There, PSI similarly collaborates with private-sector entities such as pharmacies and community networks. The organization is also carrying out integrated and targeted screening among key vulnerable populations such as women who are sex workers and men who have sex with men. “We also do advocacy, counseling and social mobilization at the community level to raise awareness,” said Nandi U, head of TB in Myanmar at PSI.
But there is much room for further improvement, with 13% of people with TB in Myanmar being HIV-infected and only 78% of HIV-positive people with new or relapsed TB being started on ART in 2019. COVID-19 has also seriously impacted progress, with case notifications falling.

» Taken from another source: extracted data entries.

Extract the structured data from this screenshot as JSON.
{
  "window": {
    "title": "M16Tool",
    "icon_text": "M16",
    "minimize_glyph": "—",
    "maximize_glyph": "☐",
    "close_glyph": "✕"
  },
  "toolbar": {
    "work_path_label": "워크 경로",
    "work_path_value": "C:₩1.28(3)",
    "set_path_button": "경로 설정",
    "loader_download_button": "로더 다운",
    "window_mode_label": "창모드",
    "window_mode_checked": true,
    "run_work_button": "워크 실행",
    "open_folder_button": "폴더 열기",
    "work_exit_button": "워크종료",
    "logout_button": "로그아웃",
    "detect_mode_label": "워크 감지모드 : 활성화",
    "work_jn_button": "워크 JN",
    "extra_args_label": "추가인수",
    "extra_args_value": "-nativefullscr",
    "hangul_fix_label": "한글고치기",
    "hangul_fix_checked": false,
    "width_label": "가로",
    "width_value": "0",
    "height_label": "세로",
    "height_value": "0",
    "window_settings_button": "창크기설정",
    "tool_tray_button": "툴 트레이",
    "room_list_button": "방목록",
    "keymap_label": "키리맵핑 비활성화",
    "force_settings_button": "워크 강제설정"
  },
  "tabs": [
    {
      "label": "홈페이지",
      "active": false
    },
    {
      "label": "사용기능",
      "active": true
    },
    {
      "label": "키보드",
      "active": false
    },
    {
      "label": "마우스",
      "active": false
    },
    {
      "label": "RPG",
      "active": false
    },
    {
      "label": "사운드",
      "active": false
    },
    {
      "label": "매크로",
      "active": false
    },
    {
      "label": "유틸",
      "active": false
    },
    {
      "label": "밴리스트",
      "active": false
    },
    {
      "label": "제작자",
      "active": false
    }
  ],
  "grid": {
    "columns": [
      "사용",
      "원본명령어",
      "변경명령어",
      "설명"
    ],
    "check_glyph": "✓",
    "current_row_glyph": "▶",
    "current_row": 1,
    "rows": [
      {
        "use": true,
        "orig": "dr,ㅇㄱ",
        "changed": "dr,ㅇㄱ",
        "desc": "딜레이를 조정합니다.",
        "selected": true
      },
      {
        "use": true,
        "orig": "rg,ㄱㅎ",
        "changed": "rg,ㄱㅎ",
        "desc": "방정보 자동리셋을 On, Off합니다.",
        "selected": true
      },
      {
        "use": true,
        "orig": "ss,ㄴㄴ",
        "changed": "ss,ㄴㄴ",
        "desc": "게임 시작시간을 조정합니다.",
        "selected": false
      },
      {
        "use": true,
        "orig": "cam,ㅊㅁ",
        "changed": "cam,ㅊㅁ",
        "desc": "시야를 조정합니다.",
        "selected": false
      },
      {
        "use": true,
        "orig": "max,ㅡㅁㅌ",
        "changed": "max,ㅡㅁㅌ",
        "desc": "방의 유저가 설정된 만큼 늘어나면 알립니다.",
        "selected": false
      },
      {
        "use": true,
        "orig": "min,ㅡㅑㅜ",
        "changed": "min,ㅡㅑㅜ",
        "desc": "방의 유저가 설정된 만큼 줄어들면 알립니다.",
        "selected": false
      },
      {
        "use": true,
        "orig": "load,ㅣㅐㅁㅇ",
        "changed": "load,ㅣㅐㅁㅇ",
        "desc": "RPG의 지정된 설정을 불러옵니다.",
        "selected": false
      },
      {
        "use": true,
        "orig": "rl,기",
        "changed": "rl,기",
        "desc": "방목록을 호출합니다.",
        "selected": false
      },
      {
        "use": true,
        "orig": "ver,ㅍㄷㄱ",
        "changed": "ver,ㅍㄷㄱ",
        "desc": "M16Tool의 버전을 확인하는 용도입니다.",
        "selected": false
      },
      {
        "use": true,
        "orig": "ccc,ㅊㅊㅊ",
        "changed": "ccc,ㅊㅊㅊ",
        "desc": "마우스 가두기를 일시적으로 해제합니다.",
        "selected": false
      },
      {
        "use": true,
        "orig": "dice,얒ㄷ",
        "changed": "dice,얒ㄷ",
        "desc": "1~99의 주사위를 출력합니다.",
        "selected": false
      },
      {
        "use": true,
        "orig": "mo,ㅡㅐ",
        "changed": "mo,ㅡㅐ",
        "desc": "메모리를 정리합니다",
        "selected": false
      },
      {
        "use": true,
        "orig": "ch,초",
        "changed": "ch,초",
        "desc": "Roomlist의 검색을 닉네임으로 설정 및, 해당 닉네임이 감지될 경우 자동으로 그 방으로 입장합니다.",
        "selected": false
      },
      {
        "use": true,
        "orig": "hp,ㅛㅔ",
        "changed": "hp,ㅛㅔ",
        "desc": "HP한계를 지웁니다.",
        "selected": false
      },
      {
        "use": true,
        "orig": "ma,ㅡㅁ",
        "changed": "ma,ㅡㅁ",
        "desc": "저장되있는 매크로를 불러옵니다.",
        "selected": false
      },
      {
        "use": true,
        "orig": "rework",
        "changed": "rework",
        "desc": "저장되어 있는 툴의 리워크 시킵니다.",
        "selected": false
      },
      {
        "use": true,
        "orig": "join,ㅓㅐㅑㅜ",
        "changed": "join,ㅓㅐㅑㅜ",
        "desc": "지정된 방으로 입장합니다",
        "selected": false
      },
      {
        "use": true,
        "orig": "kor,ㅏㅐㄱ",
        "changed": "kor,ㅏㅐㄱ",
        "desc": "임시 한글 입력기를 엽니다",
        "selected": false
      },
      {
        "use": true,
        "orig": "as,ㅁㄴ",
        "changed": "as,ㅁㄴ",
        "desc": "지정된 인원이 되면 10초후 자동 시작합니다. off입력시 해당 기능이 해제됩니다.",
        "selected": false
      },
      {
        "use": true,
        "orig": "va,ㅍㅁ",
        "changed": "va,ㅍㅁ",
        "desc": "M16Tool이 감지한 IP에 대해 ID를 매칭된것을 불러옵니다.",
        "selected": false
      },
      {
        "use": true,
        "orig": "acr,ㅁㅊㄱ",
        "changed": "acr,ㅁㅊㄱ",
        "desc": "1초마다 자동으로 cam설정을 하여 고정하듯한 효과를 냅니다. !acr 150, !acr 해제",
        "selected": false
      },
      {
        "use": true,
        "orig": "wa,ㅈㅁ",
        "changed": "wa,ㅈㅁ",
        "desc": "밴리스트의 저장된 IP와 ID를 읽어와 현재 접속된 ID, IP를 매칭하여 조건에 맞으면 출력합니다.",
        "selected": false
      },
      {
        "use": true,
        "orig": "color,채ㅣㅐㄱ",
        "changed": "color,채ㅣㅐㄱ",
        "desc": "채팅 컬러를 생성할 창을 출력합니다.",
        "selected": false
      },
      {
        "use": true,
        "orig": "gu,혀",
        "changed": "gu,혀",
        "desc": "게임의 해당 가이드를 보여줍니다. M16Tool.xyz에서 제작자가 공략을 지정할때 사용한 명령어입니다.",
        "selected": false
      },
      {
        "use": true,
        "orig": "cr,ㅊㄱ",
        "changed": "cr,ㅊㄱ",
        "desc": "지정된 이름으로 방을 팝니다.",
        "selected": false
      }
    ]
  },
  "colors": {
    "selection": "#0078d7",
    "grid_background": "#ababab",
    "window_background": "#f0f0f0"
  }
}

PSI is playing its part in seeking to improve the situation. “We are planning to expand HIV-TB integrated services and support, and we’re now engaging more with multiple stakeholders to fill the service gap,” said U.
Despite all the challenges, Abdullaev is optimistic that efforts can still be accelerated on the dual health issue in a way that will help achieve the world’s 2030 target for ending TB.
“If you look at the [Stop TB Partnership] Global Plan, you’ll see solutions there and they are all evidence-based,” he said. “We do still have six years and things have evolved really fast over the past 10 years. I wouldn’t be doing what I do if I didn’t believe we can and will end TB by 2030.”